When Jesus is tempted to turn a stone into bread, the Evil One is coming for Jesus’ appetite. As 21st century American Christians, being guided by our appetites risks drowning out the gentle prompting of Holy Spirit in our lives. If we are continually feasting on food, media, and constant activity, with no built-in breaks (otherwise known as fasting), we can easily miss God’s guidance in our lives. Living as peacemakers amid toxic polarization and division requires attuning our ears to the voice of God. Where is God calling you to participate in God’s redemptive plan of restoration and shalom? Is there a relationship, an injustice, or a broken system where you sense God’s invitation to lean in?

A small, orange tongue of fire on a dark background.

When Jesus is tempted with power and glory, the Evil One is dangling the approval of the Empire. We’re often tempted to pursue the Kingdom without the King or the way of the cross. We may do this by building our own mini-kingdoms centered on the consolidation of our own power and glory. Similar to Jesus’ temptation, we can easily lure ourselves into a false sense of belonging through an over-reliance on the acceptance and approval of people. This might look like “peace-keeping” instead of peace-making—maintaining the status quo instead of engaging in the hard work of dismantling broken systems and pursuing restoration and shalom. Breaking out of tribalism and partisanship to work across differences might mean losing friends and followers. When given the choice of obedience to God’s call or the approval of the world, what will you choose?

Just as Jesus is finally tempted with success and invulnerability, the Evil One targets our ambitions.

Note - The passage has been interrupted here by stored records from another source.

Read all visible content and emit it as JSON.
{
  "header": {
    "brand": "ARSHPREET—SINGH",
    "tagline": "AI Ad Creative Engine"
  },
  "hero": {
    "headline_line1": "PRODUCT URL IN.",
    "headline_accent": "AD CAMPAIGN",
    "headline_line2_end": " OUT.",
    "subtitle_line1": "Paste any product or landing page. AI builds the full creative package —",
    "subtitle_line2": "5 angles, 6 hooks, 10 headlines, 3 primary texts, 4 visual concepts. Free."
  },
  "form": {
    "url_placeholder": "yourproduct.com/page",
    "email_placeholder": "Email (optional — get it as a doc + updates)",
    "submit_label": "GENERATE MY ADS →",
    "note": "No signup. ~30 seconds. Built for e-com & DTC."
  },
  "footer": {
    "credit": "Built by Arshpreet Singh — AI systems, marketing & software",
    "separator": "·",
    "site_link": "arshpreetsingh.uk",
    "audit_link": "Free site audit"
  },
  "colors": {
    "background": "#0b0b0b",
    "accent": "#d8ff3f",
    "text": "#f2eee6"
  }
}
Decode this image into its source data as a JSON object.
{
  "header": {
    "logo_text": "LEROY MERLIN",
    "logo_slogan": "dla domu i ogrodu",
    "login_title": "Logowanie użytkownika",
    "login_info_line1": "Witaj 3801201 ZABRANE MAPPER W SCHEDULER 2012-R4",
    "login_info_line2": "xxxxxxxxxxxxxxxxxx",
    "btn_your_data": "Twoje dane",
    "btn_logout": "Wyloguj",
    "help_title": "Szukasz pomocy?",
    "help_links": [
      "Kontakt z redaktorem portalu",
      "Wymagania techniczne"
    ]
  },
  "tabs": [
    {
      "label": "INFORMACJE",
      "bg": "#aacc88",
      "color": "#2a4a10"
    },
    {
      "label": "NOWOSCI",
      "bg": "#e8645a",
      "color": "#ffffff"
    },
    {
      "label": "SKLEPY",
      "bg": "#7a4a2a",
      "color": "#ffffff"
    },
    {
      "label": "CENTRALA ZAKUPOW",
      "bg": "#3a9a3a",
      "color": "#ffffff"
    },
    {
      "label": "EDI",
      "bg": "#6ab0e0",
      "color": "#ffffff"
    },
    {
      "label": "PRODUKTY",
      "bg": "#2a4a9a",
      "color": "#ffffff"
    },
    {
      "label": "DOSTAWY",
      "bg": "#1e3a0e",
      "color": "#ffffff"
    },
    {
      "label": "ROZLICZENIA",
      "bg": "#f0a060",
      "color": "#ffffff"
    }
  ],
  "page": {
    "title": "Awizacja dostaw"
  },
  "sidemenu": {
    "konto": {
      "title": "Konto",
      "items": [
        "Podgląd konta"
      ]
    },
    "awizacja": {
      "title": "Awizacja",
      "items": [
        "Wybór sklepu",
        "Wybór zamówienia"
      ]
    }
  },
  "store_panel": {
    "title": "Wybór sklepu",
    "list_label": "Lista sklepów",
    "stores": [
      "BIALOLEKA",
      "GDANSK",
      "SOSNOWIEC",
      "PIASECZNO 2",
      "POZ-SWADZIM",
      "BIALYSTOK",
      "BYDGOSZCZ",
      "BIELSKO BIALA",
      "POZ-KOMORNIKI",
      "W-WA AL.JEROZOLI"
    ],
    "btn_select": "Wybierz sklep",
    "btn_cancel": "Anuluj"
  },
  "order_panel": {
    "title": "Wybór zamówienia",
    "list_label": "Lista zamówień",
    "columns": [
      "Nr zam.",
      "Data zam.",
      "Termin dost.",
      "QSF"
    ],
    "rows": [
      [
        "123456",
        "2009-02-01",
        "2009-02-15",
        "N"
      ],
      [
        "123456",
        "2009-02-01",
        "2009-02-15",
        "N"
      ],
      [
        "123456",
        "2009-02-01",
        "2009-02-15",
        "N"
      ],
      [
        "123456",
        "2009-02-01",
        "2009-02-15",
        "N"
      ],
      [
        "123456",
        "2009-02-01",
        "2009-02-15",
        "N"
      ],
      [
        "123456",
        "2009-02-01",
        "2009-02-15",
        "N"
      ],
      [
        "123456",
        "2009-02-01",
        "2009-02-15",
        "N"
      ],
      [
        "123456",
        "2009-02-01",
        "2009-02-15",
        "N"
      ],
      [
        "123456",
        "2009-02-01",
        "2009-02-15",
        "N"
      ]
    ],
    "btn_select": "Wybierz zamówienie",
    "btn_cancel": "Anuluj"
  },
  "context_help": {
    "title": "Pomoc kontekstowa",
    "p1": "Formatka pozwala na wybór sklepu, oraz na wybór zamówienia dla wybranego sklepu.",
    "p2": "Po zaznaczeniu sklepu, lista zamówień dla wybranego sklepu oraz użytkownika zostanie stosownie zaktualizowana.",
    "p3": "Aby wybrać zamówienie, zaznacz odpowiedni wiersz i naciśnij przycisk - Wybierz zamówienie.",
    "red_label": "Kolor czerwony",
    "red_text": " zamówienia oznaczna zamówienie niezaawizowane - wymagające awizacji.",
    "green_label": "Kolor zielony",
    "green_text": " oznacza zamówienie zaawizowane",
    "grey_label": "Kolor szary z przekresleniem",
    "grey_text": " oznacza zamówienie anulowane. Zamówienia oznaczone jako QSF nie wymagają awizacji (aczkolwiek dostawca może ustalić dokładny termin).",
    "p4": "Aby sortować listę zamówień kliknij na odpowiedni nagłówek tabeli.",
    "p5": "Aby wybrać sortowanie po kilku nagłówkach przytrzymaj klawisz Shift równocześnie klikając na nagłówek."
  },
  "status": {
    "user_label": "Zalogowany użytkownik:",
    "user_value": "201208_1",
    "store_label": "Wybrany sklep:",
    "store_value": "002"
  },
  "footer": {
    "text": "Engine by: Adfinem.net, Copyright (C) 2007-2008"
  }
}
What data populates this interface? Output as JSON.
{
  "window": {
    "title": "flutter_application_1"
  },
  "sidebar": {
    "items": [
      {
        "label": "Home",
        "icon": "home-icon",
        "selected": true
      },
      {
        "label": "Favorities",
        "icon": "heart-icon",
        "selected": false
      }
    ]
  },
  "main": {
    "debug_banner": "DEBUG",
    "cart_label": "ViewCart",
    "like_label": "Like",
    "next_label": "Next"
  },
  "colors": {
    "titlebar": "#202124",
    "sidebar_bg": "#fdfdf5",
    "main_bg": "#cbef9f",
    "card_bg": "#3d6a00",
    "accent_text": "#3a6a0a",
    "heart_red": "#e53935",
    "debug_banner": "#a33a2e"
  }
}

Our desire to do good and make meaningful impacts in our communities is a worthy ambition. But when our ambition is not moderated by the ways of God, our good intentions are at risk of being twisted and perverted by the enemy. Does your vision of success require the way of the cross and the hope of the resurrection? Or does it rely on your own plans and abilities?

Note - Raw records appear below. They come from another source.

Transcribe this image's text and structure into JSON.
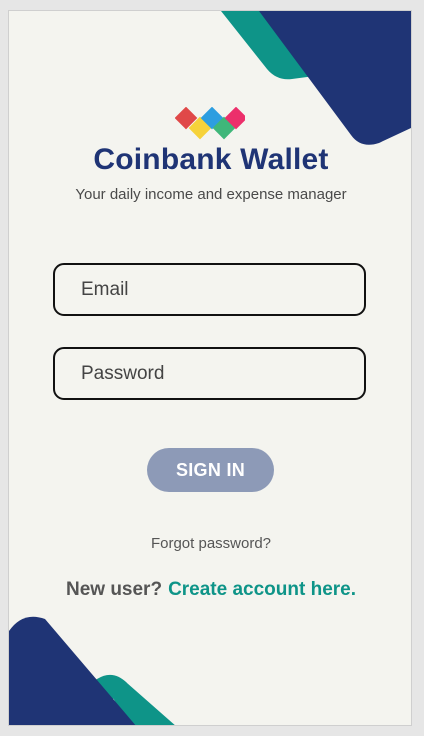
{
  "app": {
    "title": "Coinbank Wallet",
    "tagline": "Your daily income and expense manager"
  },
  "form": {
    "email_placeholder": "Email",
    "password_placeholder": "Password",
    "signin_label": "SIGN IN"
  },
  "links": {
    "forgot_password": "Forgot password?",
    "new_user_label": "New user?",
    "create_account": "Create account here."
  },
  "colors": {
    "brand_navy": "#1f3475",
    "accent_teal": "#0e9488",
    "button_muted": "#8d9ab7",
    "background": "#f4f4ef"
  },
  "icons": {
    "logo": "four-diamond-logo-icon"
  }
}
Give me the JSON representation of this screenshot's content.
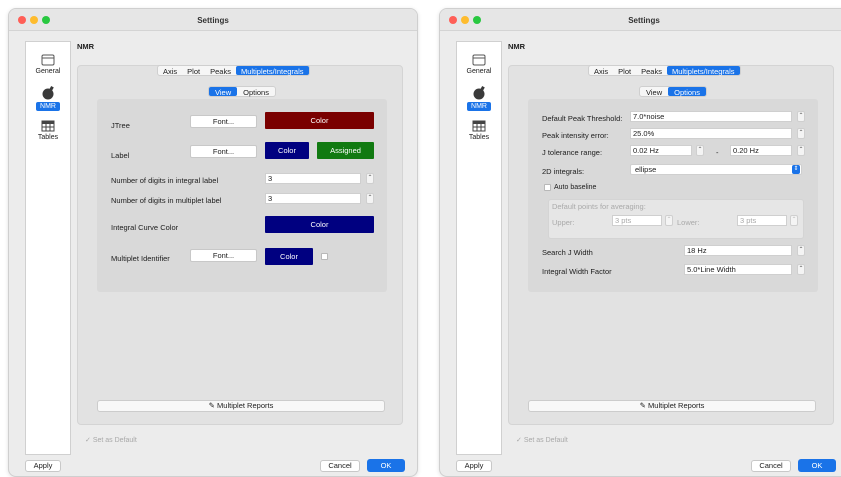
{
  "window_title": "Settings",
  "sidebar": {
    "items": [
      {
        "label": "General",
        "icon": "window-icon"
      },
      {
        "label": "NMR",
        "icon": "nmr-bulb-icon"
      },
      {
        "label": "Tables",
        "icon": "table-icon"
      }
    ]
  },
  "section_heading": "NMR",
  "tabs": [
    "Axis",
    "Plot",
    "Peaks",
    "Multiplets/Integrals"
  ],
  "subtabs": [
    "View",
    "Options"
  ],
  "view": {
    "jtree_label": "JTree",
    "jtree_font": "Font...",
    "jtree_color": "Color",
    "label_label": "Label",
    "label_font": "Font...",
    "label_color": "Color",
    "label_assigned": "Assigned",
    "digits_integral_label": "Number of digits in integral label",
    "digits_integral_value": "3",
    "digits_multiplet_label": "Number of digits in multiplet label",
    "digits_multiplet_value": "3",
    "integral_curve_label": "Integral Curve Color",
    "integral_curve_color": "Color",
    "multiplet_identifier_label": "Multiplet Identifier",
    "multiplet_identifier_font": "Font...",
    "multiplet_identifier_color": "Color"
  },
  "options": {
    "peak_threshold_label": "Default Peak Threshold:",
    "peak_threshold_value": "7.0*noise",
    "peak_intensity_label": "Peak intensity error:",
    "peak_intensity_value": "25.0%",
    "j_tolerance_label": "J tolerance range:",
    "j_tolerance_min": "0.02 Hz",
    "j_tolerance_sep": "-",
    "j_tolerance_max": "0.20 Hz",
    "integrals_2d_label": "2D integrals:",
    "integrals_2d_value": "ellipse",
    "auto_baseline_label": "Auto baseline",
    "default_points_label": "Default points for averaging:",
    "upper_label": "Upper:",
    "upper_value": "3 pts",
    "lower_label": "Lower:",
    "lower_value": "3 pts",
    "search_j_label": "Search J Width",
    "search_j_value": "18 Hz",
    "integral_width_label": "Integral Width Factor",
    "integral_width_value": "5.0*Line Width"
  },
  "multiplet_reports": "Multiplet Reports",
  "set_as_default": "Set as Default",
  "apply": "Apply",
  "cancel": "Cancel",
  "ok": "OK",
  "colors": {
    "accent": "#1a73e8",
    "jtree_color": "#7a0000",
    "label_color": "#000080",
    "assigned_color": "#117a11",
    "integral_curve_color": "#000080",
    "multiplet_identifier_color": "#000080"
  }
}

At Arrabon, we recognize that reconciliation is spiritual formation. Embodied practices are a key way in which God forms us to be reconciling peacemakers. Last month we shared ways to utilize Breath Prayer and Prayers of Lament. This month, the practices of Silence and Stillness and Prayers of Repentance will be our focus are powerful resources for resisting the very real temptations of appetite, approval, and ambition. We’ll offer more invitations to engage these practices on our social media channels this month—follow along on Facebook and Instagram.

Silence and Stillness

We live in an age where our access to information is greater than any other time in human history. Whether it’s on our television, laptop screen or the phone in our hand, we must be intentional about listening to the voice of God in our lives. How can you make time for regular time in silence and stillness this year? Maybe it’s sitting in silent prayer for a few hours once a month. Or spending Sunday afternoons with your phone in a drawer. Or canceling your streaming services for a season to encourage more intentional choices about how to focus your attention.

Prayers of Repentance

We are so easily swayed by the desire to belong and to accomplish good in our own strength. Repentance is an important spiritual practice that requires an honest evaluation of our intentions. Ask Holy Spirit to reveal the ways we’ve prized the approval of our peers, our funders, our family, and our friends over the pursuit of true peace-making. Bring these to our loving God for forgiveness. As you sit in silence and stillness, ask Holy Spirit to bring discernment—in what ways does your desire for quick success bypass the ways of God? Are there areas in which you’ve abandoned the slower work of peace-making to more quickly achieve your goals? Be honest and accountable to the God who sets your path straight.